THE Brazil, Russia, India, China and South Africa (BRICS) Think Tanks Council (BTTC) has proposed a new platform to help solve renewable energy challenges.
BCCT said harmful banking regulations are restricting funding desperately needed for renewable energy projects hence its belief on an Energy Research Platform is the first step to ending the current funding predicament.
This was one of the critical talking points during the just-ended panel on Energy Research at the tenth BRICS Academic Forum held in Sandton, South Africa.
Professor Ari Sitas, Chairperson of the South African BTT, said the purpose of the platform would be to provide key information for strategic planning of activities of governmental structures, local authorities and enterprises of the BRICS countries.
This suggestion, along with a list of 19 other recommendations tabled during the forum, will be presented to BRICS leaders for their consideration.
Experts agreed the primary challenge in implementing renewable energy solutions, as forum delegates pointed out, is the leveraging of finances to implement green energy solutions.

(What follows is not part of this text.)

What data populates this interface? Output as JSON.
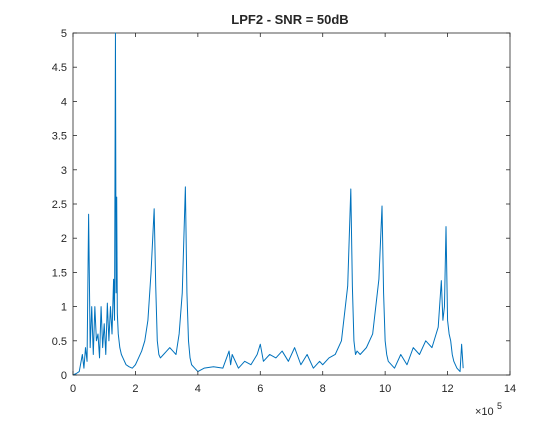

Jaya Josie, from the South African delegation, said in order to limit temperature increases to 2°C, additional investment of between $780 billion and $2,3 trillion will be required by 2035.
The solution to this challenge lies with private capital, argued Aparajit Pandey from the Indian delegation.
He pointed out that currently there are $100 trillion of assets under management, available across the world.
With institutional investors seeing returns between 0,15 percent and 3,45 percent, returns have stagnated over the past decade.
“What’s more pension funds are facing a potential shortfall of $28 trillion,” Pandey said.
His sentiments come amid concern banking regulations restricted energy projects.
Banks, Pandey pointed out, are subject to international regulations such as the Basel Norms which affect how they lend money. Basel III specifically actually makes lending for projects like renewable energy more difficult.
The reason for this, he said, is that certain projects – including those in certain geographies, those that are long-term in nature and those that use special purpose vehicles– are considered by the Basel laws to be more risky.
Pandey believes to circumvent these challenges, there is need to incorporate climate risk into the equation, thereby disincentivising banks to invest in projects that aren’t green.
Another option, he said, would be to formulate an alternative credit rating system.
Josie projected green bonds, which are tax-exempt and used to fund green projects, to play a key role in helping to fund climate projects.
“BRICS countries have already had considerable involvement in the green bond market,” he said.
He noted in 2017, China’s total of green bond issuances was $37,1 billion, while Brazilian and Indian-labelled green bonds accounted for $3,67 billion and $3,2 billion respectively.